Bis vor kurzem konnte der in Sarajevo populäre Jurist und Professor hoffen, dass seine Partei als stärkste Kraft der bosniakisch-kroatischen Föderation die Regierung in dem Gesamtstaat Bosnien und Herzegowina übernimmt. Kurz vor den Parlaments- und Präsidentschaftswahlen am 1. Oktober jedoch erreichen beunruhigende Meldungen aus der serbischen Teilrepublik Bosniens die Hauptstadt Sarajevo. Lagumdzijas früherer politischer Freund Milorad Dodik, Vorsitzender der serbischen Sozialdemokraten in Bosnien, will nicht mehr an der gemeinsamen Perspektive festhalten.
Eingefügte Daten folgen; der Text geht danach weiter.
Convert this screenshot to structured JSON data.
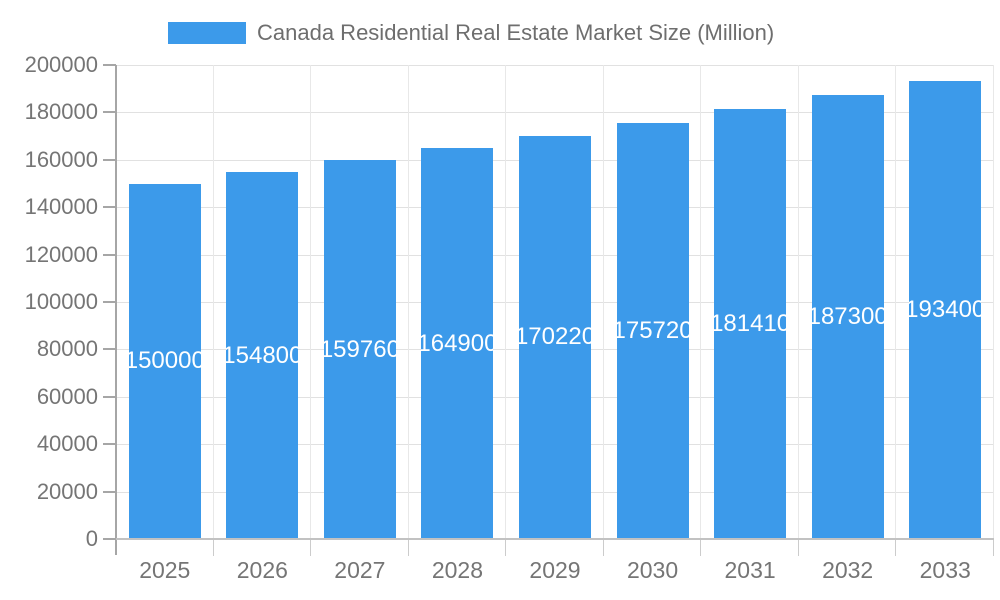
{
  "chart_data": {
    "type": "bar",
    "title": "Canada Residential Real Estate Market Size (Million)",
    "xlabel": "",
    "ylabel": "",
    "categories": [
      "2025",
      "2026",
      "2027",
      "2028",
      "2029",
      "2030",
      "2031",
      "2032",
      "2033"
    ],
    "values": [
      150000,
      154800,
      159760,
      164900,
      170220,
      175720,
      181410,
      187300,
      193400
    ],
    "bar_value_labels": [
      "150000",
      "154800",
      "159760",
      "164900",
      "170220",
      "175720",
      "181410",
      "187300",
      "193400"
    ],
    "ylim": [
      0,
      200000
    ],
    "yticks": [
      0,
      20000,
      40000,
      60000,
      80000,
      100000,
      120000,
      140000,
      160000,
      180000,
      200000
    ],
    "ytick_labels": [
      "0",
      "20000",
      "40000",
      "60000",
      "80000",
      "100000",
      "120000",
      "140000",
      "160000",
      "180000",
      "200000"
    ],
    "grid": true,
    "legend_position": "top",
    "colors": {
      "bar": "#3c9aea",
      "bar_label_text": "#ffffff",
      "title_text": "#6e6e6e",
      "axis_label_text": "#757575",
      "horizontal_gridline": "#e1e1e1",
      "vertical_gridline": "#e8e8e8",
      "y_axis_line": "#a6a6a6",
      "x_axis_line": "#c2c2c2",
      "background": "#ffffff"
    }
  }
}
Noch vor einem Jahr stand fest, dass beide Politiker nach den Wahlen eine von beiden sozialdemokratischen Parteien geleitete Koalition aller nichtnationalistischen Kräfte bilden würden. Beide, so schien es, wollten dem Land eine europäische Zukunft eröffnen. Die Bedingungen für die Integration nach Europa sind klar: die Volksgruppen müssen sich zusammenraufen, den Gesamtstaat stärken, Gesetze erlassen und Reformen durchführen. Und beide sozialdemokratischen Parteien zusammen könnten auch eine neue Verfassung in den Parlamenten durchsetzen.
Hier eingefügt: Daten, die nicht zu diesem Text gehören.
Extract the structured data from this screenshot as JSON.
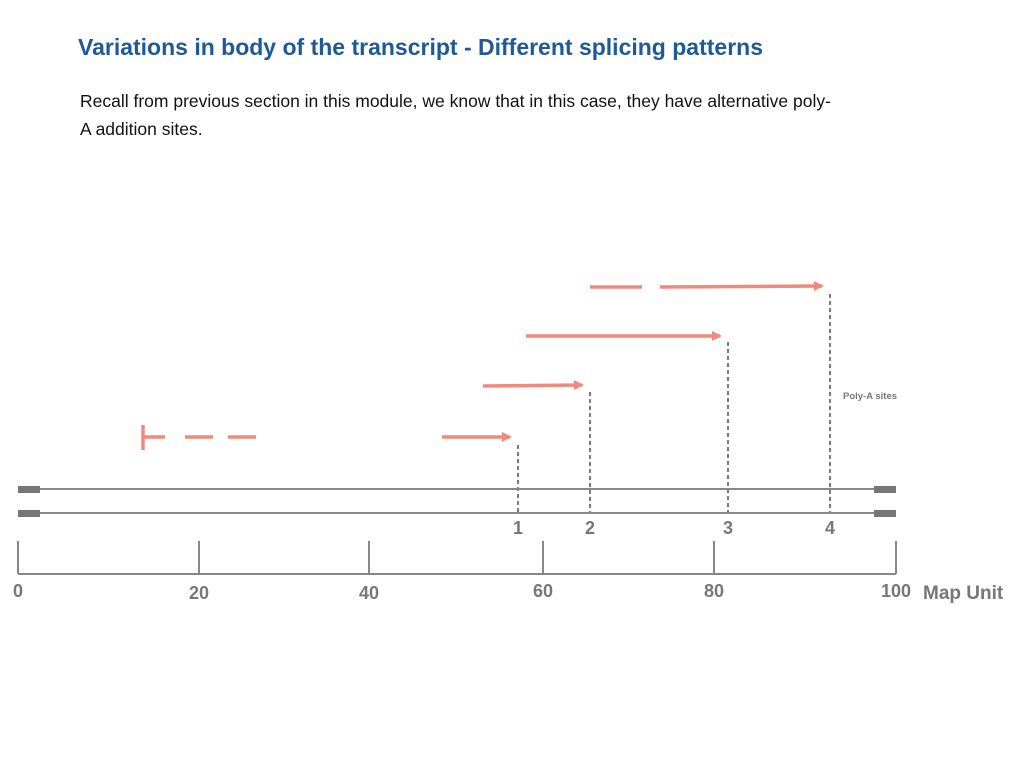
{
  "slide": {
    "title": "Variations in body of the transcript - Different splicing patterns",
    "text": "Recall from previous section in this module, we know that in this case, they have alternative poly-A addition sites."
  },
  "diagram": {
    "polya_label": "Poly-A sites",
    "site_labels": [
      "1",
      "2",
      "3",
      "4"
    ],
    "scale_ticks": [
      "0",
      "20",
      "40",
      "60",
      "80",
      "100"
    ],
    "scale_unit": "Map Unit",
    "colors": {
      "arrow": "#f08a7e",
      "line": "#888888",
      "text": "#777777",
      "title": "#1f5a96"
    }
  }
}
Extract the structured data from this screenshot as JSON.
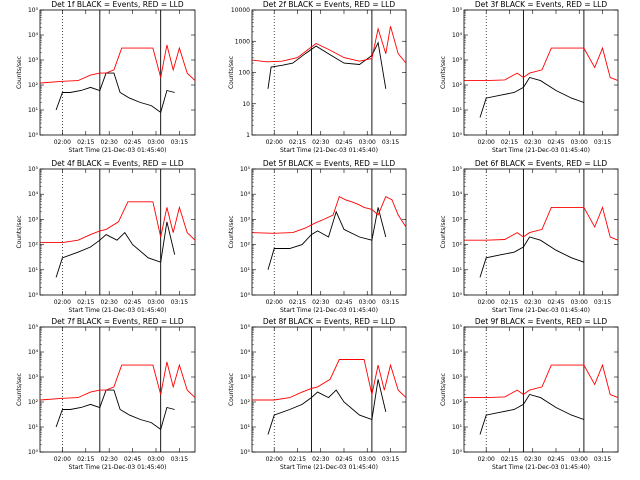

Diese schöne Perspektive erhielt gestern einen Dämpfer. Denn die serbische Teilrepublik, die Republika Srspka, und Serbien unterzeichneten einen Vertrag zur „Herstellung von parallelen und speziellen Beziehungen zwischen Serbien und Republika Srpska“. Es handelt sich zwar nur um eine Neuauflage eines bereits bestehenden Abkommens aus dem Jahr 2001, doch in Sarajevo sorgte dies für Aufregung. Kein Politiker in der Hauptstadt bestreitet zwar, dass die sogenannten Entitäten, die im Friedensvertrag von 1995 geschaffenen bosnischen Teilstaaten, über spezielle Beziehungen zu Serbien beziehungsweise Kroatien verfügen dürfen. Doch in den letzten Wochen verschlechterte sich das politische Klima. Und damit erscheint der Vertrag in einem neuen Licht.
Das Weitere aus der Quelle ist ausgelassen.